AETC spokeswoman Marilyn Holliday said in the June 28 email that staff sergeants will be able to be nominated to be MTIs this fall, during the next call for developmental special duty nominations.
The first staff sergeants chosen during that session will report for MTI training and duty in spring and summer of 2018.
"Reincorporating staff sergeants as MTIs allows us to provide opportunities for skilled and mature staff sergeants to grow the next generation of airmen and creates a rank structure at BMT that allows technical sergeants and master sergeants more supervisory opportunities," Holliday said. "It also allows more of our experienced NCOs to remain in operational units longer."
Staff sergeants also can maybe better relate to basic trainees, Boles said.
"Maybe being a little younger than tech or master, they better recall what they were like as basic trainees, or one-stripers or two-stripers, and the kind of thoughts and the kind of actions they had," Boles said.
Jones said it could benefit basic trainees if their MTIs are drawn from a broader swath of airmen.
"That’s always good, when you can expose more trainees to a broader cross-section of individuals in our service [showing] what it means to be an airman," Jones said.

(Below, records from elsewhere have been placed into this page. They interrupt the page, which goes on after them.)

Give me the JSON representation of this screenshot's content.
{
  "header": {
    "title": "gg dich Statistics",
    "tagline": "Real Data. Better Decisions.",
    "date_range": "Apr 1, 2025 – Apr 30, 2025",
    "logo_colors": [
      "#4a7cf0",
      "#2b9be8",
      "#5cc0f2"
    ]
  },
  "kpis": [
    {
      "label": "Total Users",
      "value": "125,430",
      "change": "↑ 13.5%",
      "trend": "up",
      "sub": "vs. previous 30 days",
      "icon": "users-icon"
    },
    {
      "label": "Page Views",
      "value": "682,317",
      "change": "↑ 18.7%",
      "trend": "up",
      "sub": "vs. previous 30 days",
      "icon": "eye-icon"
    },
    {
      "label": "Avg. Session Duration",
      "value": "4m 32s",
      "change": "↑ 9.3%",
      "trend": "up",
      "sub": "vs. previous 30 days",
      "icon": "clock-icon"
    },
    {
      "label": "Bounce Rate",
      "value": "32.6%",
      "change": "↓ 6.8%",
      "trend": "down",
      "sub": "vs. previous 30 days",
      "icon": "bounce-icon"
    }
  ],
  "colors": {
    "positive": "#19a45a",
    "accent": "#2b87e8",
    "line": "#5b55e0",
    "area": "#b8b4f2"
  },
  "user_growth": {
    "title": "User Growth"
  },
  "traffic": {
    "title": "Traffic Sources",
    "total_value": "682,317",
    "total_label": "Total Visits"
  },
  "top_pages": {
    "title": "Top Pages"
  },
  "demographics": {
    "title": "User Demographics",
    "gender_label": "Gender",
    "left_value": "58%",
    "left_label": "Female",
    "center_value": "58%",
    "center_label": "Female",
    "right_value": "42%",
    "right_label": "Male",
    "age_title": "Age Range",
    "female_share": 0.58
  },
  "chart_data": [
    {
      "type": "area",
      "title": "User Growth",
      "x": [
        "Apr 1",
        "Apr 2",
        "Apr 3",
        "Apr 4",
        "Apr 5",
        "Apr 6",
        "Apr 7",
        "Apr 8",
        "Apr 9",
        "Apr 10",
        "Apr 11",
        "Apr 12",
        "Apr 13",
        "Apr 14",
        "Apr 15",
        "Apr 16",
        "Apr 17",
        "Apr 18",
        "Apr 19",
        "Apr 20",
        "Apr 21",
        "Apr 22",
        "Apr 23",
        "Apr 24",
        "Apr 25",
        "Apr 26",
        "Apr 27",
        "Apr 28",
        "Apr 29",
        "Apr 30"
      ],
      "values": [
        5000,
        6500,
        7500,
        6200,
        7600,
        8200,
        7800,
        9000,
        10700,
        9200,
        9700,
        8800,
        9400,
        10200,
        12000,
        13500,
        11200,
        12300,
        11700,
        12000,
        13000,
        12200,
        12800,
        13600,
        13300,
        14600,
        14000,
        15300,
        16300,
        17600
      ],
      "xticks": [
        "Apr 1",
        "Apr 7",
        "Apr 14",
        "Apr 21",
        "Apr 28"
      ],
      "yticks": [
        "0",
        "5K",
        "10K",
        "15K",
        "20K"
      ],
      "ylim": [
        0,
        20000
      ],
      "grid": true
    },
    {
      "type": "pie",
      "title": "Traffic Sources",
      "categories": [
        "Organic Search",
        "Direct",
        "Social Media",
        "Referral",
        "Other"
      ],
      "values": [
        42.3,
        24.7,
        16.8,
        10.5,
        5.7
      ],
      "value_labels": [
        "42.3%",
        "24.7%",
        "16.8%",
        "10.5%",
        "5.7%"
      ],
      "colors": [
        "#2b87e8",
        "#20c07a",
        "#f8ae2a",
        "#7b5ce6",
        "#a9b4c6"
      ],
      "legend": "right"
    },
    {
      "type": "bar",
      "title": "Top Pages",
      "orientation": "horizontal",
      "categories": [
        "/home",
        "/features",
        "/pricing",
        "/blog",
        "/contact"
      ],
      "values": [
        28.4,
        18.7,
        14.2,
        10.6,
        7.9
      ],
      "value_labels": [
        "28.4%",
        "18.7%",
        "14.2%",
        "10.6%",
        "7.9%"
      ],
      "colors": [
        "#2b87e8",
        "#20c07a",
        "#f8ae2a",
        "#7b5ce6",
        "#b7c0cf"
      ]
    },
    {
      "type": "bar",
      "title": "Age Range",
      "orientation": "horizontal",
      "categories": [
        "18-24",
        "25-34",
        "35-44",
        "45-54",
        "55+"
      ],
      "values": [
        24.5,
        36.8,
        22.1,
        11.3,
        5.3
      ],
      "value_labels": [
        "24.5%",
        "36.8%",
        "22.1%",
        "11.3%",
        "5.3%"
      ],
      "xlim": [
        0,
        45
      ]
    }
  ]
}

Staff Sgt. Matthew Chute, an Airman Leadership School instructor, performs a uniform inspection at Scott Air Force Base, Ill. Professional military education instructors are among those affected by a recent Air Force announcement that makes it easier for airmen to serve in developmental special duty jobs.
Photo Credit: Staff Sgt. Teresa M. Jennings/Air Force
In addition to MTIs and recruiters, the Air Force’s other developmental special duties include career assistance advisers, professional military education instructors, military training leaders, noncommissioned officer Air Force Academy military trainers, Airmen and Family Readiness Center NCOs, first sergeants, NCO honor guard members, and technical training instructors.
The Air Force said lowering the fitness standards for airmen to fill developmental special duties will allow more airmen to qualify for these jobs.
"This change just makes sense for the process," AETC Vice Commander Maj. Gen. Mark Anthony Brown said. "If you meet Air Force standards, you should be qualified to perform in a DSD or [technical training instructor] position."
Until now, airmen must have had a score of 90 or above on their last physical training test, or at least 80 on their last two tests, to be considered for developmental special duties.
With this latest change, airmen must have scored at least 75 on their PT test on each of their last three assignments to be eligible — the Air Force’s standard fitness requirement.
Boles said he doesn’t think relaxing the PT standards will hurt the quality of airmen they get. It could even help, he said, by broadening the base of airmen available to choose from.
"You want to get people whose bosses know them, who have worked with them for two or three years," Boles said. "If you want an MTI, you don’t want people who do a good job. You want people who do a great job, and who understand what their mission is."